I made a victim impact statement, Geoff said, and it was hard to put my anger aside. All I could find myself saying was that it had now become impossible for us to live in England. The smallest thing would remind us of what had happened. Every time we saw each other, every time we had breakfast or met each other on the stairs, we could only think of him missing. It was like we had begun to turn on each other. Like we could do nothing but blame each other for bearing a resemblance to the boy that was now dead. The brutality was in our eyes. The entire landscape was tainted by this one act of madness. In court, with the murderers of our son listening and staring at the floor, I found myself saying that England was not a country we could live in any longer, they had made it uninhabitable for us. We had everything going for us, a thriving business, a son who was a talented actor. After this, we had no option but to sell up and move abroad.

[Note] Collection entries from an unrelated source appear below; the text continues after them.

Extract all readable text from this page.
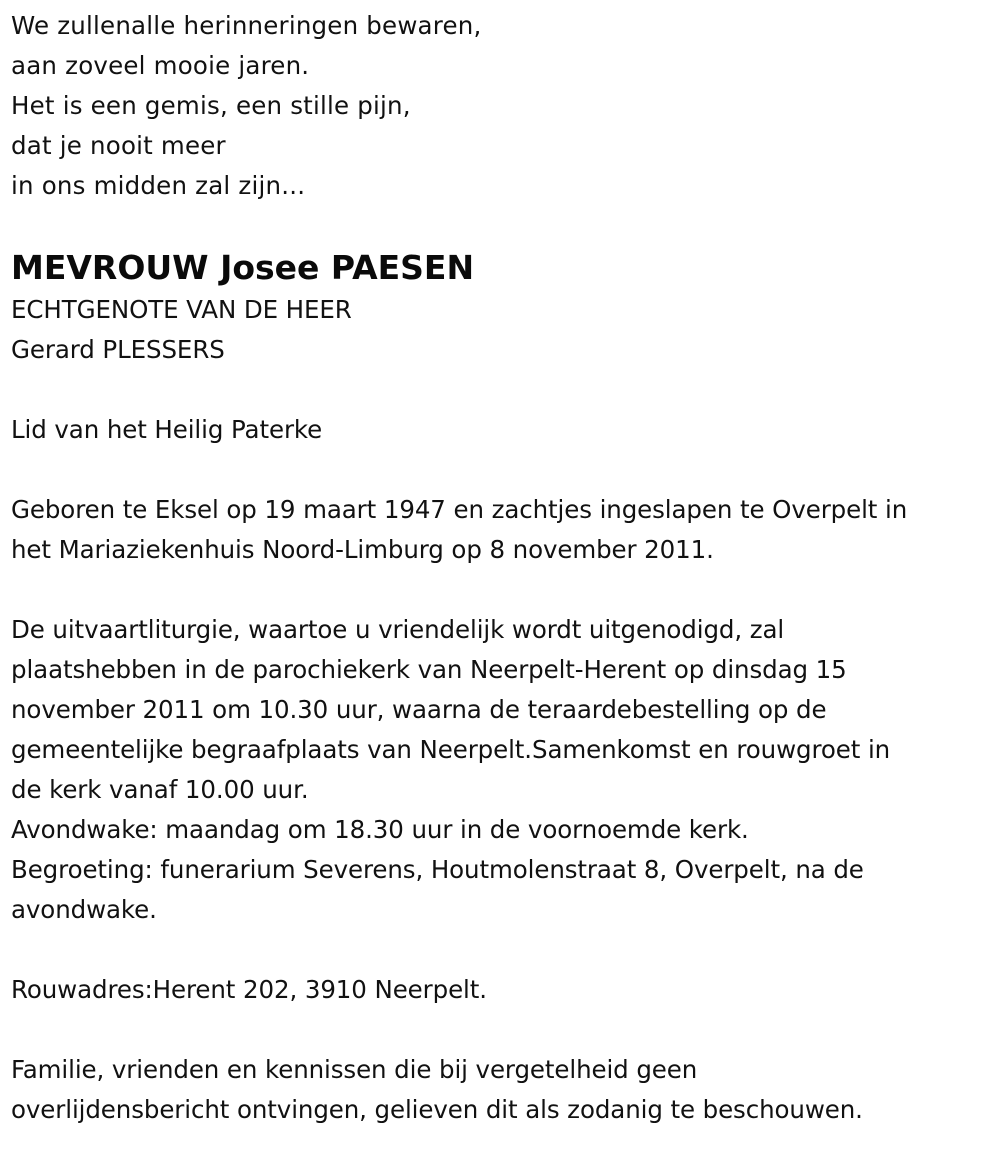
We zullenalle herinneringen bewaren,
aan zoveel mooie jaren.
Het is een gemis, een stille pijn,
dat je nooit meer
in ons midden zal zijn...
MEVROUW Josee PAESEN
ECHTGENOTE VAN DE HEER
Gerard PLESSERS
Lid van het Heilig Paterke
Geboren te Eksel op 19 maart 1947 en zachtjes ingeslapen te Overpelt in
het Mariaziekenhuis Noord-Limburg op 8 november 2011.
De uitvaartliturgie, waartoe u vriendelijk wordt uitgenodigd, zal
plaatshebben in de parochiekerk van Neerpelt-Herent op dinsdag 15
november 2011 om 10.30 uur, waarna de teraardebestelling op de
gemeentelijke begraafplaats van Neerpelt.Samenkomst en rouwgroet in
de kerk vanaf 10.00 uur.
Avondwake: maandag om 18.30 uur in de voornoemde kerk.
Begroeting: funerarium Severens, Houtmolenstraat 8, Overpelt, na de
avondwake.
Rouwadres:Herent 202, 3910 Neerpelt.
Familie, vrienden en kennissen die bij vergetelheid geen
overlijdensbericht ontvingen, gelieven dit als zodanig te beschouwen.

That’s why we went to Stonehenge, Gill said. For Dwyer, like a pact we made around his death. We would never split up or drift apart, no matter what happened. That’s why we went to Stonehenge, to sort of get married all over again.

She was trying to lighten things up, holding up her mai tai glass. We still have his monkey book, she said. We keep it open on a side table in the hallway, by the door. I change the page every day.

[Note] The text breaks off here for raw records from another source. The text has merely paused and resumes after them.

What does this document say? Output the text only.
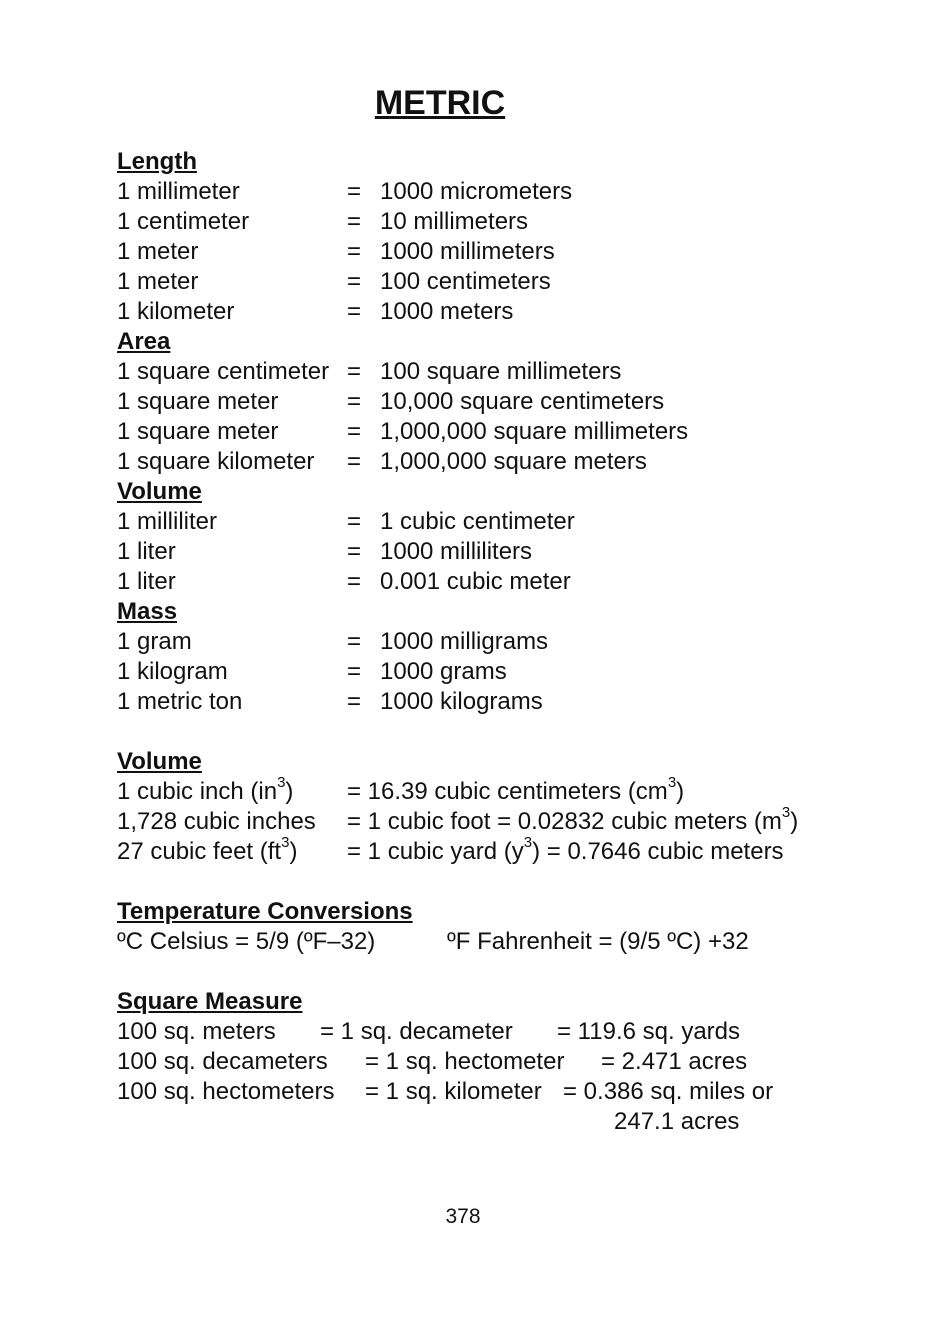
METRIC
Length
1 millimeter	= 1000 micrometers
1 centimeter	= 10 millimeters
1 meter	= 1000 millimeters
1 meter	= 100 centimeters
1 kilometer	= 1000 meters
Area
1 square centimeter = 100 square millimeters
1 square meter	= 10,000 square centimeters
1 square meter	= 1,000,000 square millimeters
1 square kilometer = 1,000,000 square meters
Volume
1 milliliter	= 1 cubic centimeter
1 liter	= 1000 milliliters
1 liter	= 0.001 cubic meter
Mass
1 gram	= 1000 milligrams
1 kilogram	= 1000 grams
1 metric ton	= 1000 kilograms
Volume
1 cubic inch $(in^3) = 16.39$ cubic centimeters $(cm^3)$
1,728 cubic inches = 1 cubic foot = 0.02832 cubic meters $(m^3)$
27 cubic feet $(ft^3) = 1$ cubic yard $(y^3) = 0.7646$ cubic meters
Temperature Conversions
ºC Celsius = 5/9 (ºF–32)	ºF Fahrenheit = (9/5 ºC) +32
Square Measure
100 sq. meters = 1 sq. decameter = 119.6 sq. yards
100 sq. decameters = 1 sq. hectometer = 2.471 acres
100 sq. hectometers = 1 sq. kilometer = 0.386 sq. miles or
247.1 acres
378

We go back to visit his grave once a year, he said, on the anniversary of his death in December.

He was a sweet boy, Gill said, really, really sweet. And so funny. A real comedian.

I’m sorry for telling you all of this, Geoff said. We’ve just ruined your evening, haven’t we.

Born comedian, Gill said. He would sit at the table over breakfast and have us in a heap. I don’t know where he got it from. He saw a funny twist in everything. He would have had a great career in stand-up, Gill said, he was so utterly natural, with this expression of incomprehension on his face, like nothing in the world made sense, she said, I think that’s what made us laugh so much. I’m still cracking up at some of the things he used to say, Geoff said.

Gill got up and started dancing, Lena says.

Oh, quick, she said, the Rolling Stones.

She made her way out onto the dance floor but she could hardly stand. She swayed with her elbows out. You know, Lena says, she was very graceful, smiling and crying at the same time. Her face was covered in those moving light spots from the disco ball turning overhead. She could not keep her balance. She collapsed gradually, with her hands up to her face. As if it was her son’s funeral and she was standing by his grave after the coffin was lowered. Armin went over to help Geoff get her up on her feet again. The barman called a taxi. They helped her out the door and I ran after them with her bag.